How to assemble multiple .NET executables in a sin

2019-08-29 18:21发布

问题:

I have multiple solutions each having multiple projects.

What I want to do is to assemble a subset of these projects from possibly different solutions into a single "package" and deploy it as such.

I could edit each project and change it`s output folder but this would be counter productive, espacially that some of these projects are shared dependency amongst the different target packages. This would make a tedious mess and very error prone.

Ideally also I would like some freedom as to how these are assembled in the final package, perhaps this application goes in the root folder of the package but perhaps this other executable will go in a subfolder of the final package.

Finally the team I work with are not familiar with MSBuild so the final solution should be usable from VisualStudio.

I was thinking to create a task that would scan the project dependencies and simply copy the content of each output folder in the output folder of a specialized project (that would contain the task). Final destinations could be fine tuned via a property file if necessary.

Is there a better way ?


By Package I simply mean a folder containing all the artifacts may them be executables, DLLs, resources, config files etc. I still want to keep them as seperate entities however.

回答1:

I assume you're trying to get a single executable with no external dll's. To do this use a post-compile event on the exe to call into ILMerge to combine the exe and dll's into a single exe.

http://www.microsoft.com/en-us/download/details.aspx?id=17630



回答2:

I ended up creating a new output folder in which I copied the output of a project's build. Then other projects that depended on that first one would pull the content and merge with theirs before coping in their own extra output folder to repeat the process down the dependency tree.

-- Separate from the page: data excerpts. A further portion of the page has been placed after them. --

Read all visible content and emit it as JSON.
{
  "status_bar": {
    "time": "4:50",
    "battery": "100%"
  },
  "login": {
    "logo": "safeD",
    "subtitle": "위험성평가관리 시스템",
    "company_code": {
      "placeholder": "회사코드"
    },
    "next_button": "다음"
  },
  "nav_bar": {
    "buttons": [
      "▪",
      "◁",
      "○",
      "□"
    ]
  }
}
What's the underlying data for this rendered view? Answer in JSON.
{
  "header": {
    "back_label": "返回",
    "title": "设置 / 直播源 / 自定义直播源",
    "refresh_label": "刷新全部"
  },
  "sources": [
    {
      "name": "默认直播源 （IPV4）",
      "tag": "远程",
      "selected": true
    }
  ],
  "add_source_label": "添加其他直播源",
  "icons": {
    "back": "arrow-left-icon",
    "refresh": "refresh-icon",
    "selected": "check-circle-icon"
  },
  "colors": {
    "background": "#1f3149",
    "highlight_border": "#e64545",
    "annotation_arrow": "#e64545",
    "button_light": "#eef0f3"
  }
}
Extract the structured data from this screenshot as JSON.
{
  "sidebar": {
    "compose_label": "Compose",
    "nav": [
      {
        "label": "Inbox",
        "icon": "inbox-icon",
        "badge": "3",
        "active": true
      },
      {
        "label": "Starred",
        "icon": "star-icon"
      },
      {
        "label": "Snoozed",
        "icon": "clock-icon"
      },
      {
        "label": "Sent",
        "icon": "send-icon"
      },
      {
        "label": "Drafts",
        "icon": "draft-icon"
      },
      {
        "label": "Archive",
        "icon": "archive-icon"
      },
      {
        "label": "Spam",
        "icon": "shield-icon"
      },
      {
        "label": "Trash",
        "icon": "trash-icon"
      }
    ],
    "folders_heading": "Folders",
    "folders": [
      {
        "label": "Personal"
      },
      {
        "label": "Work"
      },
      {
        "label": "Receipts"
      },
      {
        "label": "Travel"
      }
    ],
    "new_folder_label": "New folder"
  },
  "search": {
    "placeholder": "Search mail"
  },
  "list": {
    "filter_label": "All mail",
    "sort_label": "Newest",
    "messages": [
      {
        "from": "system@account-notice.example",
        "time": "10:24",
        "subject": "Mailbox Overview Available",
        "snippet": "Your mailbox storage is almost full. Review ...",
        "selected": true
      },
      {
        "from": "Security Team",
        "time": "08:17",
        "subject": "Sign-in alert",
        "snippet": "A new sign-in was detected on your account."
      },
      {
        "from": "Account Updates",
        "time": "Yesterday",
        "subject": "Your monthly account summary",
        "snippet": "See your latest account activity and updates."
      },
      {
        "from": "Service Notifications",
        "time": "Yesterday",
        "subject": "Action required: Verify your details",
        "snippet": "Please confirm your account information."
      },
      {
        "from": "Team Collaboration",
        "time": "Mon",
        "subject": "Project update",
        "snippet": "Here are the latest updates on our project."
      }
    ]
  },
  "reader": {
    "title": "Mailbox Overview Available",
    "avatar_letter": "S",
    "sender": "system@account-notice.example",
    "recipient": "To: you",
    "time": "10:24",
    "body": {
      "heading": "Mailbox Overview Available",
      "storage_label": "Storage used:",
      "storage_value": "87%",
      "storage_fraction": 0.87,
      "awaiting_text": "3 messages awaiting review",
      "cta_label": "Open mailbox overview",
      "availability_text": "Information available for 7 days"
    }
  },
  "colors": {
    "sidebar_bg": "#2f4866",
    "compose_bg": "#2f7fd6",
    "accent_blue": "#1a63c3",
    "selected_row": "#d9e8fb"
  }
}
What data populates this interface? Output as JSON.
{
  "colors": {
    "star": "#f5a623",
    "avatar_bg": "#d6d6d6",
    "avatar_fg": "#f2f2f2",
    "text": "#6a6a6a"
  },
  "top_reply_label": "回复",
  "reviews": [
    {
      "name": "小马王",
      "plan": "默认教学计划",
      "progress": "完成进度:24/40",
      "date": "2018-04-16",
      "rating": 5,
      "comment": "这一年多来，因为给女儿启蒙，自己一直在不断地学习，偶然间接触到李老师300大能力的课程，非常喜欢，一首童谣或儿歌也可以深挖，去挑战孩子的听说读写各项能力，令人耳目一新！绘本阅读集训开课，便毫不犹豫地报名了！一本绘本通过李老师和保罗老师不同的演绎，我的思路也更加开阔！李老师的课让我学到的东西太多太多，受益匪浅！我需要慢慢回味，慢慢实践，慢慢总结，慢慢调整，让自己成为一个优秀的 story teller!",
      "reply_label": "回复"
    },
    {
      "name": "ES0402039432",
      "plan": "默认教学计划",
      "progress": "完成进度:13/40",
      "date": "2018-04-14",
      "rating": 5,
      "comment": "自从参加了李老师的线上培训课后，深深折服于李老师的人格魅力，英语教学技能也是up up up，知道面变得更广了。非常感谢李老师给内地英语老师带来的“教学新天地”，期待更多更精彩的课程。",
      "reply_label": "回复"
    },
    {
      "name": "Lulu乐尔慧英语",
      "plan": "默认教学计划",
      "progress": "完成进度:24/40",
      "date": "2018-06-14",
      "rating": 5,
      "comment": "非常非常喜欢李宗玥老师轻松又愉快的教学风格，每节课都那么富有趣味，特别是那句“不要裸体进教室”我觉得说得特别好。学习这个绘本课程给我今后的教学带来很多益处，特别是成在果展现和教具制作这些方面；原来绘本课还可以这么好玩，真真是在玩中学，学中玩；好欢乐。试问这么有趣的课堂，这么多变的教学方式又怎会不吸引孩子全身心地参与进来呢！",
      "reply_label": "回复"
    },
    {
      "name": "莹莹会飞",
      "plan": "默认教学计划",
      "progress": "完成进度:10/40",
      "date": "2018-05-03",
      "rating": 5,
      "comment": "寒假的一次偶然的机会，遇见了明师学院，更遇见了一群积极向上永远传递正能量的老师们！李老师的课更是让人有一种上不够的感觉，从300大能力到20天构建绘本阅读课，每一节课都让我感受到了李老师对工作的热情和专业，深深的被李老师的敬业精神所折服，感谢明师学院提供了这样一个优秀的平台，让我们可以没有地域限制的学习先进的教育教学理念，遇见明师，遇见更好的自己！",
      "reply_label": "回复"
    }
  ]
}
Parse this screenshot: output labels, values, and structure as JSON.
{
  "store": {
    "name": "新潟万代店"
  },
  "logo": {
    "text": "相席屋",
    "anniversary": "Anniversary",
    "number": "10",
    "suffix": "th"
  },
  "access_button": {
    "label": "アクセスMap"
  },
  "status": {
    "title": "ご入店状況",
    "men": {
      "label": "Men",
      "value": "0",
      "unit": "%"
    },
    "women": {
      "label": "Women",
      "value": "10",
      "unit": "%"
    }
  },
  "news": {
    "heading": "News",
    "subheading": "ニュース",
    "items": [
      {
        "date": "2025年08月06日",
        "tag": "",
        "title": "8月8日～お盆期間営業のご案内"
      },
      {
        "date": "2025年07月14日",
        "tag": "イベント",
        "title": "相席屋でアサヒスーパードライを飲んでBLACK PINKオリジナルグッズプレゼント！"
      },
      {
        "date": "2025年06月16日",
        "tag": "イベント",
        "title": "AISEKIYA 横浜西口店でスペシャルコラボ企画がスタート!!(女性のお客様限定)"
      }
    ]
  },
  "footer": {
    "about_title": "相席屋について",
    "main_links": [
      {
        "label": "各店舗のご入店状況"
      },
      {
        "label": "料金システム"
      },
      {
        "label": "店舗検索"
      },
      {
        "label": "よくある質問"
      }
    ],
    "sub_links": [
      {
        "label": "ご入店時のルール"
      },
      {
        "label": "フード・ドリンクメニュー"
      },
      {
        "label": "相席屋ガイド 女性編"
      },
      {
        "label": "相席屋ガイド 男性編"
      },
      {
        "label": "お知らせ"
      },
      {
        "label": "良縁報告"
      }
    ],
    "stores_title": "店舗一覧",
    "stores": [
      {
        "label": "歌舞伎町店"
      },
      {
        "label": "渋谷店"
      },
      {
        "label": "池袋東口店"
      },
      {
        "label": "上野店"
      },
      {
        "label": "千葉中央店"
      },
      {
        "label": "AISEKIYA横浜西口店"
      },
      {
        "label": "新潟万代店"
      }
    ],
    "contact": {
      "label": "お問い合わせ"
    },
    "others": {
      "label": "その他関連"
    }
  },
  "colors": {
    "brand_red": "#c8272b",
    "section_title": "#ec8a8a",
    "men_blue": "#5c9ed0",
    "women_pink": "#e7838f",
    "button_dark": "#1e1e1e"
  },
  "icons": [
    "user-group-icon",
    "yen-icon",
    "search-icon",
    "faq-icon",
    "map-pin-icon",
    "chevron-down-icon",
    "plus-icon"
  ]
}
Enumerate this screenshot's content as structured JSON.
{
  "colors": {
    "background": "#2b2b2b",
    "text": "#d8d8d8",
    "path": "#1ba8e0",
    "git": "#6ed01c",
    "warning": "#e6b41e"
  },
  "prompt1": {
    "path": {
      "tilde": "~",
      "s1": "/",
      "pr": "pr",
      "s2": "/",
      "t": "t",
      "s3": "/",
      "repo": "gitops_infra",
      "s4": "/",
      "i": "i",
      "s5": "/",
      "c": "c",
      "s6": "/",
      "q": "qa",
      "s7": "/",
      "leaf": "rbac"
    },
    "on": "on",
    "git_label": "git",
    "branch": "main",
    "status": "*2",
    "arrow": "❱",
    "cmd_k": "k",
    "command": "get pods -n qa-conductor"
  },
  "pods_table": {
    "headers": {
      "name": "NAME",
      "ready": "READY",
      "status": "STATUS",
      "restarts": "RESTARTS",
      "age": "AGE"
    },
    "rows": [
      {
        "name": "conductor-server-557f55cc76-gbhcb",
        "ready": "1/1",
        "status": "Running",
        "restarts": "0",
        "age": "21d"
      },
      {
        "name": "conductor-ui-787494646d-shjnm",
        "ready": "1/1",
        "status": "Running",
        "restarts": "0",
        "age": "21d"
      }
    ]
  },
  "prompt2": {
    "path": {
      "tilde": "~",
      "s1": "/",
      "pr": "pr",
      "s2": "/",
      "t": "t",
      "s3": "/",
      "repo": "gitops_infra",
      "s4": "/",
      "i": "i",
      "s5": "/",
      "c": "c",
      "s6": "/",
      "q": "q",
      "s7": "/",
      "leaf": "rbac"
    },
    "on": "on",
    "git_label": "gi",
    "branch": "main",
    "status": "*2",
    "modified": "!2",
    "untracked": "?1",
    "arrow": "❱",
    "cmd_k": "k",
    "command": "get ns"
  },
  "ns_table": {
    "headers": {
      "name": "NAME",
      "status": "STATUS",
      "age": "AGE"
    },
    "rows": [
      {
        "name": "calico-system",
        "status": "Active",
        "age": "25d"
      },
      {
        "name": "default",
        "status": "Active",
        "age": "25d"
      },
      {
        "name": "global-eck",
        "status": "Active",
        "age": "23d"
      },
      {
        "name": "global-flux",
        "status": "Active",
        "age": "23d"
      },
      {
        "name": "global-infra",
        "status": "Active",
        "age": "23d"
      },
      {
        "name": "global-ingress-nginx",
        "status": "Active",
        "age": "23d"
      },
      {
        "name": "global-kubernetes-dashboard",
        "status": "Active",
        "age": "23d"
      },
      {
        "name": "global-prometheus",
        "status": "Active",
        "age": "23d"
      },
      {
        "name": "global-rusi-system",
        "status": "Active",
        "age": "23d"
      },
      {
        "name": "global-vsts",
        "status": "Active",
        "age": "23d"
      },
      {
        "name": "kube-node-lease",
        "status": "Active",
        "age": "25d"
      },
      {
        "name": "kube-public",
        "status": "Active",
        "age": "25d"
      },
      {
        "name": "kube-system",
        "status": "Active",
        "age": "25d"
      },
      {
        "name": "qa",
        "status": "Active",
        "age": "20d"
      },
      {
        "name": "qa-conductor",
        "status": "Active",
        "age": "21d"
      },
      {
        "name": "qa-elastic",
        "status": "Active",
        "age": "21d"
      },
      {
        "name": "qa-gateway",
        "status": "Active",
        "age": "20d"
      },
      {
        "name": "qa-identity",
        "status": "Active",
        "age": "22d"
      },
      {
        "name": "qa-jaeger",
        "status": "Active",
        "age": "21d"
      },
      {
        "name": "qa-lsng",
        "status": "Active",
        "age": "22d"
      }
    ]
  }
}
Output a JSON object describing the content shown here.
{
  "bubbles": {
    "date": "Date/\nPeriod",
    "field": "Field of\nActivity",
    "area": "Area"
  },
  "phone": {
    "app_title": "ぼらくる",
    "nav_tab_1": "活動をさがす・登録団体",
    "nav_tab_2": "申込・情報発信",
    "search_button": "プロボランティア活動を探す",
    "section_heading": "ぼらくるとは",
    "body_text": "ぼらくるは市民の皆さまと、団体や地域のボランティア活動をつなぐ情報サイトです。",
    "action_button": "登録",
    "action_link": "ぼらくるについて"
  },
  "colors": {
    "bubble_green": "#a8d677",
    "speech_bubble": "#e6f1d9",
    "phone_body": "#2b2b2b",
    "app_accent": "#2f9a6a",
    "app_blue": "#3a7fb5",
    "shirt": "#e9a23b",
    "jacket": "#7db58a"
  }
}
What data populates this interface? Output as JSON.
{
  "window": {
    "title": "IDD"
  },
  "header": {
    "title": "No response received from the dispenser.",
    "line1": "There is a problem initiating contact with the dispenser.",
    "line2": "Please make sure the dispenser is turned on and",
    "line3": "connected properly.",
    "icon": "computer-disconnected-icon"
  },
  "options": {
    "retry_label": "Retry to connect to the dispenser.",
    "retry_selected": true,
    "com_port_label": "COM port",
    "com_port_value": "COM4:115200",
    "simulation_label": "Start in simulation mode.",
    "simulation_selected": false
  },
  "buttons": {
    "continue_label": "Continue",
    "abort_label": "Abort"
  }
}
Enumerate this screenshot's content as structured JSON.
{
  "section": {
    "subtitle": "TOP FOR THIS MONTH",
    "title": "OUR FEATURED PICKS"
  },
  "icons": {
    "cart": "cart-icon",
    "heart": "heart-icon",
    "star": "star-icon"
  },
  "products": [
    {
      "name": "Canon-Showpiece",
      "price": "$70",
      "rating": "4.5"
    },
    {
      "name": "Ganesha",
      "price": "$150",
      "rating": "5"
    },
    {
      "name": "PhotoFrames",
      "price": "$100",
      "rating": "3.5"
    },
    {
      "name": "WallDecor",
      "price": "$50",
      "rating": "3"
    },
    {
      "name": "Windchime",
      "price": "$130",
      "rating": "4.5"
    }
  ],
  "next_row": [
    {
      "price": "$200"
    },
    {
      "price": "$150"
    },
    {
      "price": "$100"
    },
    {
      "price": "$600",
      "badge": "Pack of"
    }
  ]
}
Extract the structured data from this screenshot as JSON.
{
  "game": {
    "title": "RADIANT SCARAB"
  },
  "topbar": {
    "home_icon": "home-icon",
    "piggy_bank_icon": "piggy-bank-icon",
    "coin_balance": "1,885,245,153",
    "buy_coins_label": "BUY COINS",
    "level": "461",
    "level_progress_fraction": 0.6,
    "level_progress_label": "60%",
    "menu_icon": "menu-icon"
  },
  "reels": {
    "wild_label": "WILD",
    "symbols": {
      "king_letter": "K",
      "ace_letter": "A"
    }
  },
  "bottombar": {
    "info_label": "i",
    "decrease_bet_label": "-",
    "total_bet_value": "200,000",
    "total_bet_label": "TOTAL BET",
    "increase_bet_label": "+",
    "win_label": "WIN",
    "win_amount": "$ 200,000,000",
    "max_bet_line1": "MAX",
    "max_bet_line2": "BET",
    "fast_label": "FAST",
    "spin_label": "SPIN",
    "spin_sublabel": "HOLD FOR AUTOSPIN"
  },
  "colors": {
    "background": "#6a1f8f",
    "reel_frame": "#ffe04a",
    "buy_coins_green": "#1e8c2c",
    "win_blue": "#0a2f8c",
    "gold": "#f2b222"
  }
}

This ensured that all artefacts follow through to the final application's build not just DLLs.

I needed that at the time to then package the whole thing in a click once archive.

It worked also on the build system as that extra folder was zipped-up as an artefact that downstream projects could use and merge. Was not very clean though but worked good enough for my needs. With hindsight I could probably have leveraged nuget to achieve the same outcome in a much cleaner and maintainable way.